Pengejaran bermula dari laporan intelijen yang diterima petugas pada Jumat malam mengenai adanya pengiriman paket mencurigakan menggunakan kendaraan putih dari wilayah Malang. Tim Bea Cukai kemudian melakukan patroli darat guna memantau rute perlintasan yang menjadi jalur distribusi barang kena cukai ilegal tersebut.
Kepala Bea Cukai Malang, Johan Pandores, memberikan rincian mengenai kronologi awal deteksi kendaraan yang dicurigai oleh tim di lapangan.
"Informasi tersebut menyebutkan adanya dugaan pengiriman rokok ilegal yang akan keluar dari wilayah Malang menggunakan kendaraan berupa mobil barang warna putih," kata Johan Pandores, Kepala Bea Cukai Malang.
Setelah berhasil mengidentifikasi kendaraan di Desa Petungsewu, petugas mencoba melakukan penghentian secara paksa. Namun, pengemudi mobil tersebut melawan dengan menabrakkan kendaraannya ke mobil petugas sebelum akhirnya melarikan diri ke area perkebunan warga di Desa Tegalweru.
Pemeriksaan terhadap muatan kendaraan yang ditinggalkan pelaku mengungkap keberadaan puluhan ribu bungkus rokok tanpa pita cukai resmi.
"Penindakan ini adalah bentuk perlindungan terhadap hak negara dan pelaku usaha yang patuh. Bea Cukai Malang akan terus meningkatkan pengawasan dan penindakan terhadap peredaran rokok ilegal guna melindungi masyarakat serta menjaga penerimaan negara," ucap Johan Pandores, Kepala Bea Cukai Malang.
Total nilai barang bukti berupa 23.200 bungkus rokok jenis Sigaret Kretek Mesin (SKM) merek BS tersebut diperkirakan mencapai Rp689.040.000. Saat ini, seluruh barang bukti beserta kendaraan pengangkut telah dibawa ke Kantor KPPBC TMC Malang untuk proses penelitian lebih lanjut.
Fenomena berulangnya peredaran produk ilegal ini mendapat sorotan dari akademisi yang menilai adanya celah keuntungan besar bagi para pelaku usaha non-prosedural.
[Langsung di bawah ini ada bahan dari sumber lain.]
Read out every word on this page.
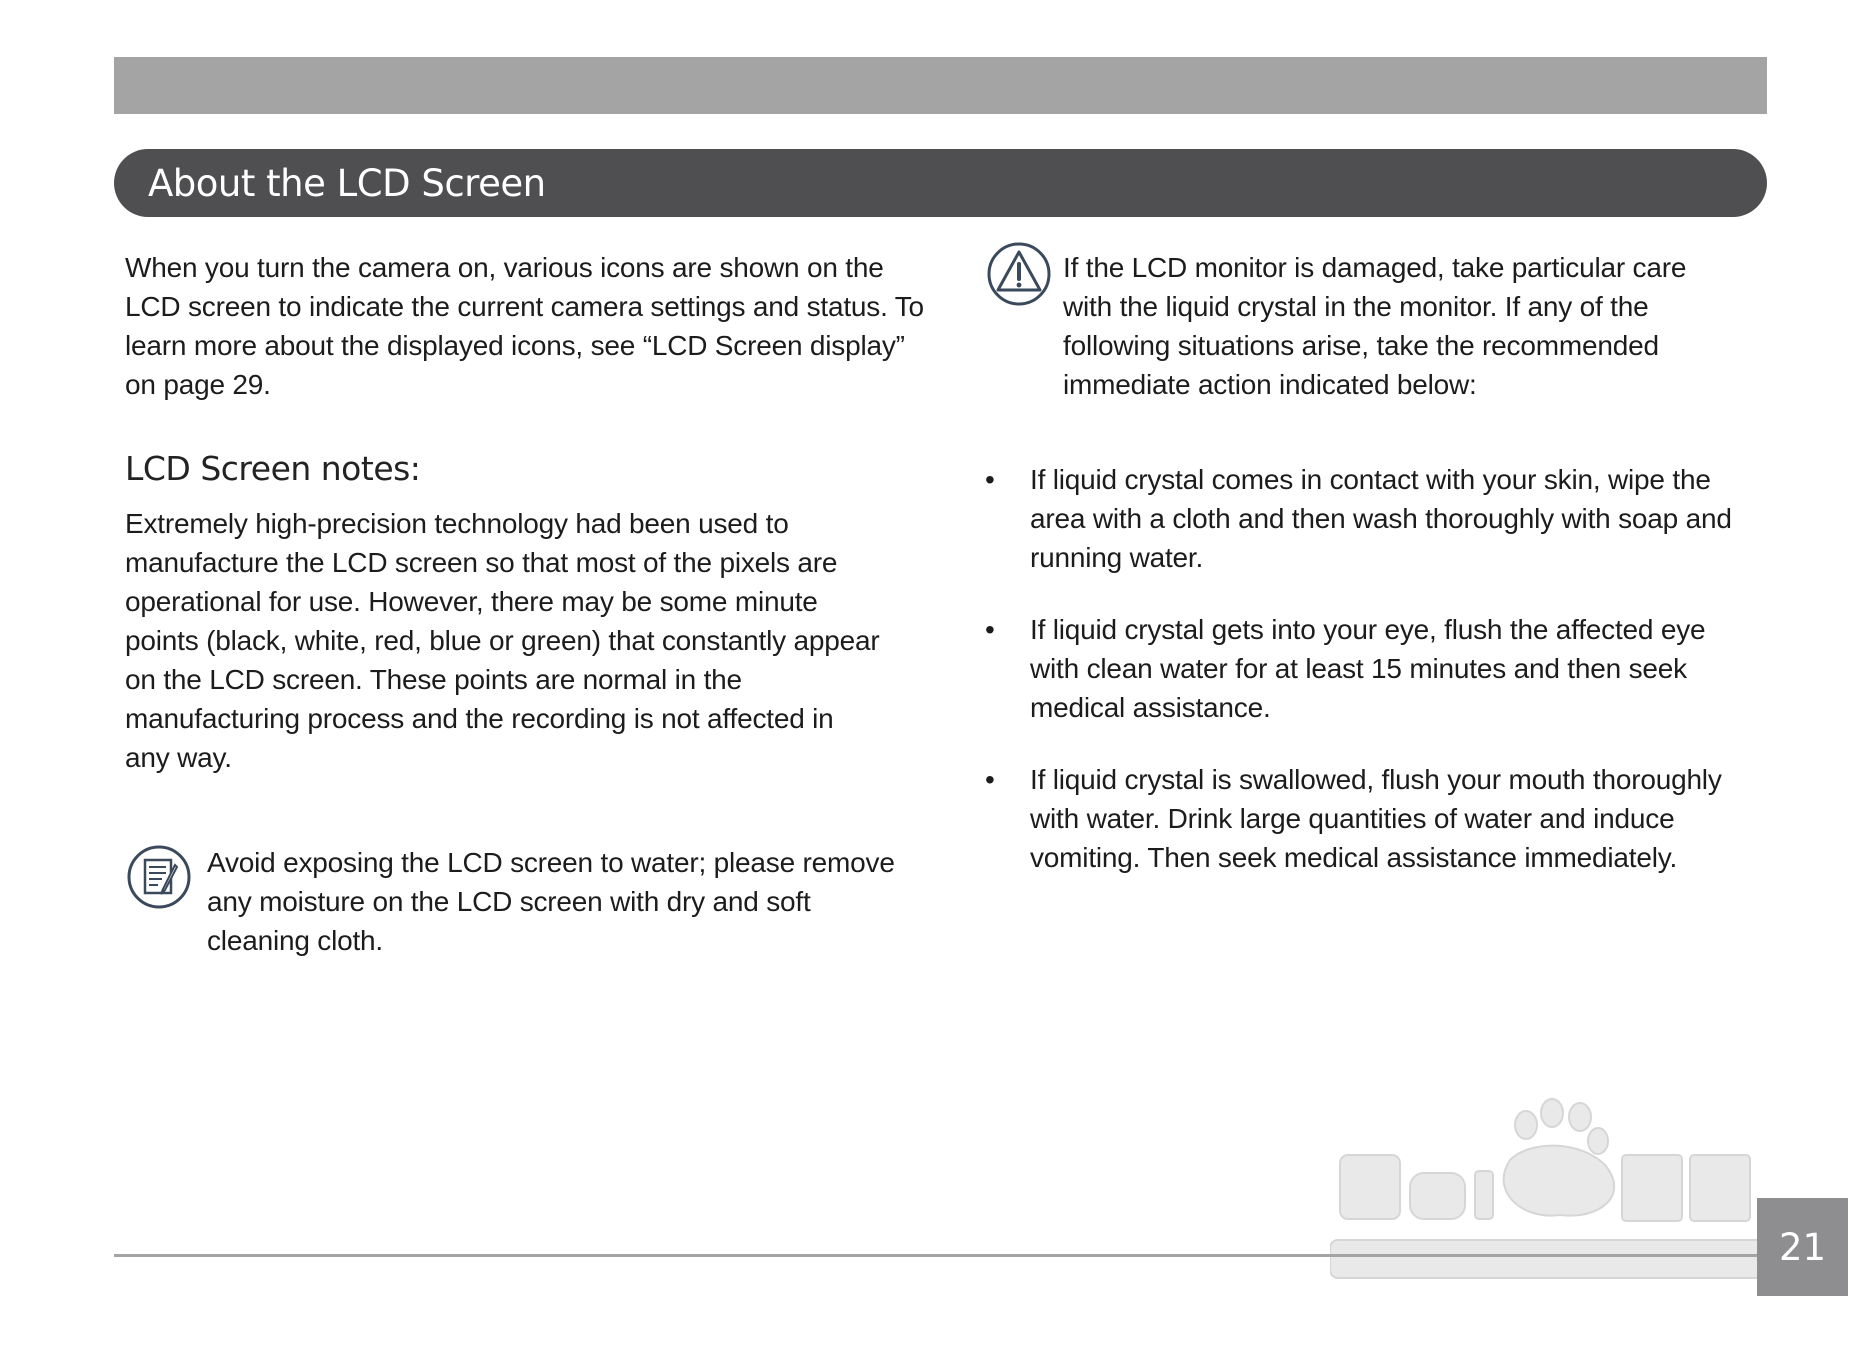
About the LCD Screen

When you turn the camera on, various icons are shown on the LCD screen to indicate the current camera settings and status. To learn more about the displayed icons, see “LCD Screen display” on page 29.

LCD Screen notes:

Extremely high-precision technology had been used to manufacture the LCD screen so that most of the pixels are operational for use. However, there may be some minute points (black, white, red, blue or green) that constantly appear on the LCD screen. These points are normal in the manufacturing process and the recording is not affected in any way.

Avoid exposing the LCD screen to water; please remove any moisture on the LCD screen with dry and soft cleaning cloth.

If the LCD monitor is damaged, take particular care with the liquid crystal in the monitor. If any of the following situations arise, take the recommended immediate action indicated below:

•	If liquid crystal comes in contact with your skin, wipe the area with a cloth and then wash thoroughly with soap and running water.

•	If liquid crystal gets into your eye, flush the affected eye with clean water for at least 15 minutes and then seek medical assistance.

•	If liquid crystal is swallowed, flush your mouth thoroughly with water. Drink large quantities of water and induce vomiting. Then seek medical assistance immediately.

21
"Meskipun demikian, kata dia, operasi penindakan rokok ilegal oleh tim bea cukai yang dilakukan selalu berkelanjutan, setidaknya memberikan pesan bahwa negara terus memerangi praktik ilegal yang merugikan negara dan membahayakan konsumen dari produk tanpa uji mutu serta memberikan perlindungan pasar bagi produk-produk legal dari pabrikan yang sudah patuh pada ketentuan cukai dan perpajakan," kata Joko Budi Santoso, Peneliti Senior Pusat Penelitian Kebijakan Ekonomi Fakultas Ekonomi dan Bisnis Universitas Brawijaya.
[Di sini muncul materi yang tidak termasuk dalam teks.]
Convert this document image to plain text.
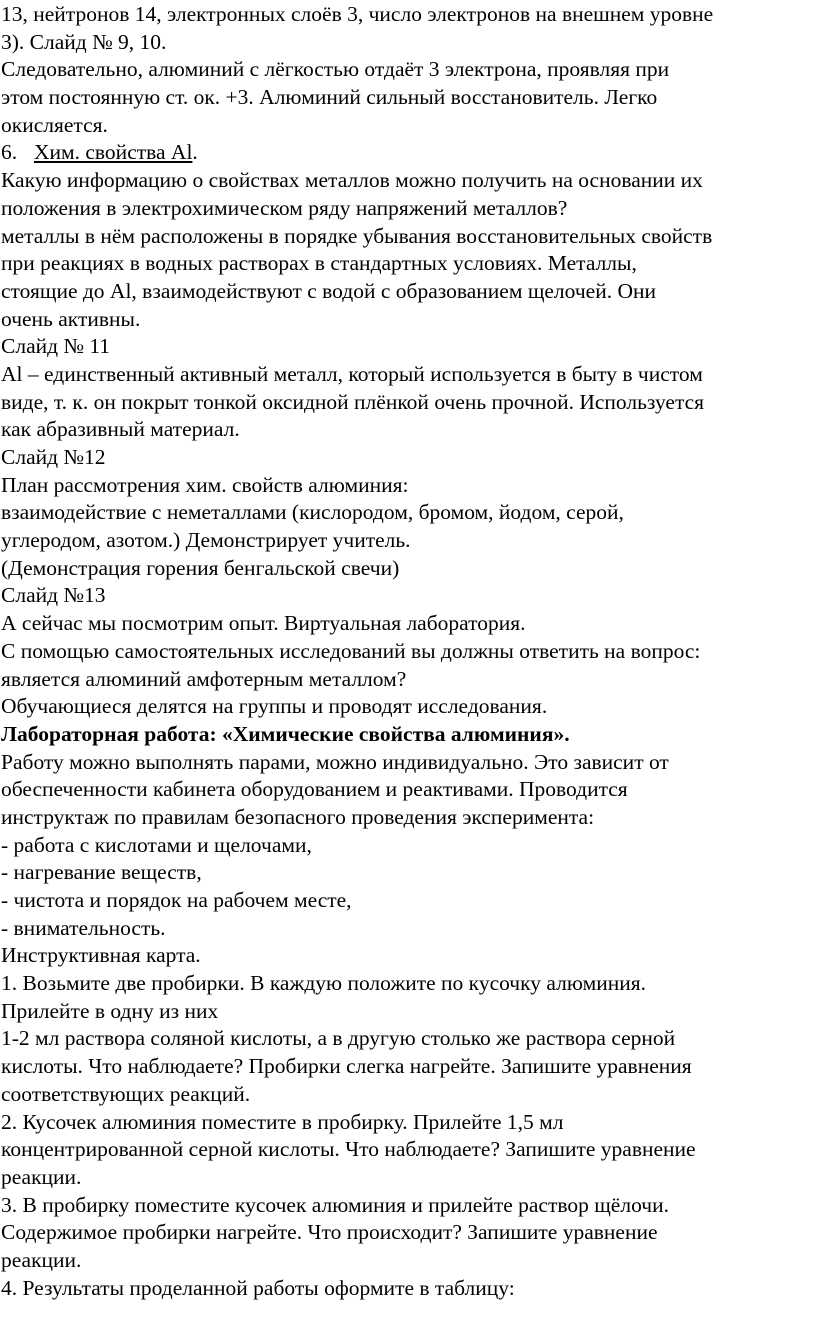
13, нейтронов 14, электронных слоёв 3, число электронов на внешнем уровне
3). Слайд № 9, 10.
Следовательно, алюминий с лёгкостью отдаёт 3 электрона, проявляя при
этом постоянную ст. ок. +3. Алюминий сильный восстановитель. Легко
окисляется.
6. Хим. свойства Al.
Какую информацию о свойствах металлов можно получить на основании их
положения в электрохимическом ряду напряжений металлов?
металлы в нём расположены в порядке убывания восстановительных свойств
при реакциях в водных растворах в стандартных условиях. Металлы,
стоящие до Al, взаимодействуют с водой с образованием щелочей. Они
очень активны.
Слайд № 11
Al – единственный активный металл, который используется в быту в чистом
виде, т. к. он покрыт тонкой оксидной плёнкой очень прочной. Используется
как абразивный материал.
Слайд №12
План рассмотрения хим. свойств алюминия:
взаимодействие с неметаллами (кислородом, бромом, йодом, серой,
углеродом, азотом.) Демонстрирует учитель.
(Демонстрация горения бенгальской свечи)
Слайд №13
А сейчас мы посмотрим опыт. Виртуальная лаборатория.
С помощью самостоятельных исследований вы должны ответить на вопрос:
является алюминий амфотерным металлом?
Обучающиеся делятся на группы и проводят исследования.
Лабораторная работа: «Химические свойства алюминия».
Работу можно выполнять парами, можно индивидуально. Это зависит от
обеспеченности кабинета оборудованием и реактивами. Проводится
инструктаж по правилам безопасного проведения эксперимента:
- работа с кислотами и щелочами,
- нагревание веществ,
- чистота и порядок на рабочем месте,
- внимательность.
Инструктивная карта.
1. Возьмите две пробирки. В каждую положите по кусочку алюминия.
Прилейте в одну из них
1-2 мл раствора соляной кислоты, а в другую столько же раствора серной
кислоты. Что наблюдаете? Пробирки слегка нагрейте. Запишите уравнения
соответствующих реакций.
2. Кусочек алюминия поместите в пробирку. Прилейте 1,5 мл
концентрированной серной кислоты. Что наблюдаете? Запишите уравнение
реакции.
3. В пробирку поместите кусочек алюминия и прилейте раствор щёлочи.
Содержимое пробирки нагрейте. Что происходит? Запишите уравнение
реакции.
4. Результаты проделанной работы оформите в таблицу:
Joko menekankan perlunya keterlibatan aktif pemerintah daerah dalam mengawasi peredaran rokok di wilayahnya masing-masing. Hal ini berkaitan dengan alokasi dana bagi hasil yang diterima pemerintah setempat dari sektor cukai tembakau.
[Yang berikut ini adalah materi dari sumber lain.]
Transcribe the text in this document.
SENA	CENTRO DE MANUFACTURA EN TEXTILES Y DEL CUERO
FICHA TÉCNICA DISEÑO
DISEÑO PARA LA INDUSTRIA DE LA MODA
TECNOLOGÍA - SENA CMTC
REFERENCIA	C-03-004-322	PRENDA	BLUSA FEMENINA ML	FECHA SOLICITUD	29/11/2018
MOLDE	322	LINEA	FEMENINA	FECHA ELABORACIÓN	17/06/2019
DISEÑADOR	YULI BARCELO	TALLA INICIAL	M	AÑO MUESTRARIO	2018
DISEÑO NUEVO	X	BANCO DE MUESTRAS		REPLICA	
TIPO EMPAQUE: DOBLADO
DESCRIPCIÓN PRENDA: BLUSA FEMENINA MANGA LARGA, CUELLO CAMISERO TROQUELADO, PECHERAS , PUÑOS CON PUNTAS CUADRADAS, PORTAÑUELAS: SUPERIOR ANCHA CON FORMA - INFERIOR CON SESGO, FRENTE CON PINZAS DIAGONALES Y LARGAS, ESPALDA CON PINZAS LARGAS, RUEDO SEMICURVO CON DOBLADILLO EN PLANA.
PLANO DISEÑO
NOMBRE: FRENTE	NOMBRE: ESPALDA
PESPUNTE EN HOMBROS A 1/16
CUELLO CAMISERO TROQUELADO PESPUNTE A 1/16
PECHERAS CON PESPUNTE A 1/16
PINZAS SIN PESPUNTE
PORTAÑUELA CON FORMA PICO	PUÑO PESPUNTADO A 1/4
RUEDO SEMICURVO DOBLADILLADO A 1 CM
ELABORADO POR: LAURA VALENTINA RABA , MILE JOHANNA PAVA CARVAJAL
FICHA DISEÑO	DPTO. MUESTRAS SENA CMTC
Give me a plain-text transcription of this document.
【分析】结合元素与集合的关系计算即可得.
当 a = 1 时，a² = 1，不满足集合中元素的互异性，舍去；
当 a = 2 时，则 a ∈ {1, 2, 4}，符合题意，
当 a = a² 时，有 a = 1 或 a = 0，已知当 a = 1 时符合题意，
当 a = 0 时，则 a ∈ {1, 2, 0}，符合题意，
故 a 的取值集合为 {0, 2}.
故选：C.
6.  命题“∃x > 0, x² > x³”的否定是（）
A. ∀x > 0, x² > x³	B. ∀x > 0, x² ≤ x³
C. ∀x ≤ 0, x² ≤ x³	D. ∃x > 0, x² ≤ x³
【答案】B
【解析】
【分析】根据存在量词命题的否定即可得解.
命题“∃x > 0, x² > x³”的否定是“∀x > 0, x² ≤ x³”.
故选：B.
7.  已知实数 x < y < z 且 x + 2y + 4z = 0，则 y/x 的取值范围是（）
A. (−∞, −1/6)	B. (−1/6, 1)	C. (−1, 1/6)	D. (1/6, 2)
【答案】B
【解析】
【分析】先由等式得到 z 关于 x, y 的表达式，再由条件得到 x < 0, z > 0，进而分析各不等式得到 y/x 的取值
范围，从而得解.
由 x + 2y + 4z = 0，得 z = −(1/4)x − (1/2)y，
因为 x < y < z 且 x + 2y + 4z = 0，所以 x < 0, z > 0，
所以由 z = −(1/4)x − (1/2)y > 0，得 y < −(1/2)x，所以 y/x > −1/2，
"Menurutnya, fakta ini harusnya melecut pemerintah daerah untuk bergerak lebih aktif dalam memerangi rokok ilegal karena sudah mendapatkan DBH cukai hasil tembakau (DBHCHT), tidak hanya mengandalkan tim bea cukai yang sangat terbatas. Sinergi yang lebih kuat harus terus dijalin antara tim bea cukai, pemda, APH dan masyarakat," kata Joko Budi Santoso, Peneliti Senior Pusat Penelitian Kebijakan Ekonomi Fakultas Ekonomi dan Bisnis Universitas Brawijaya.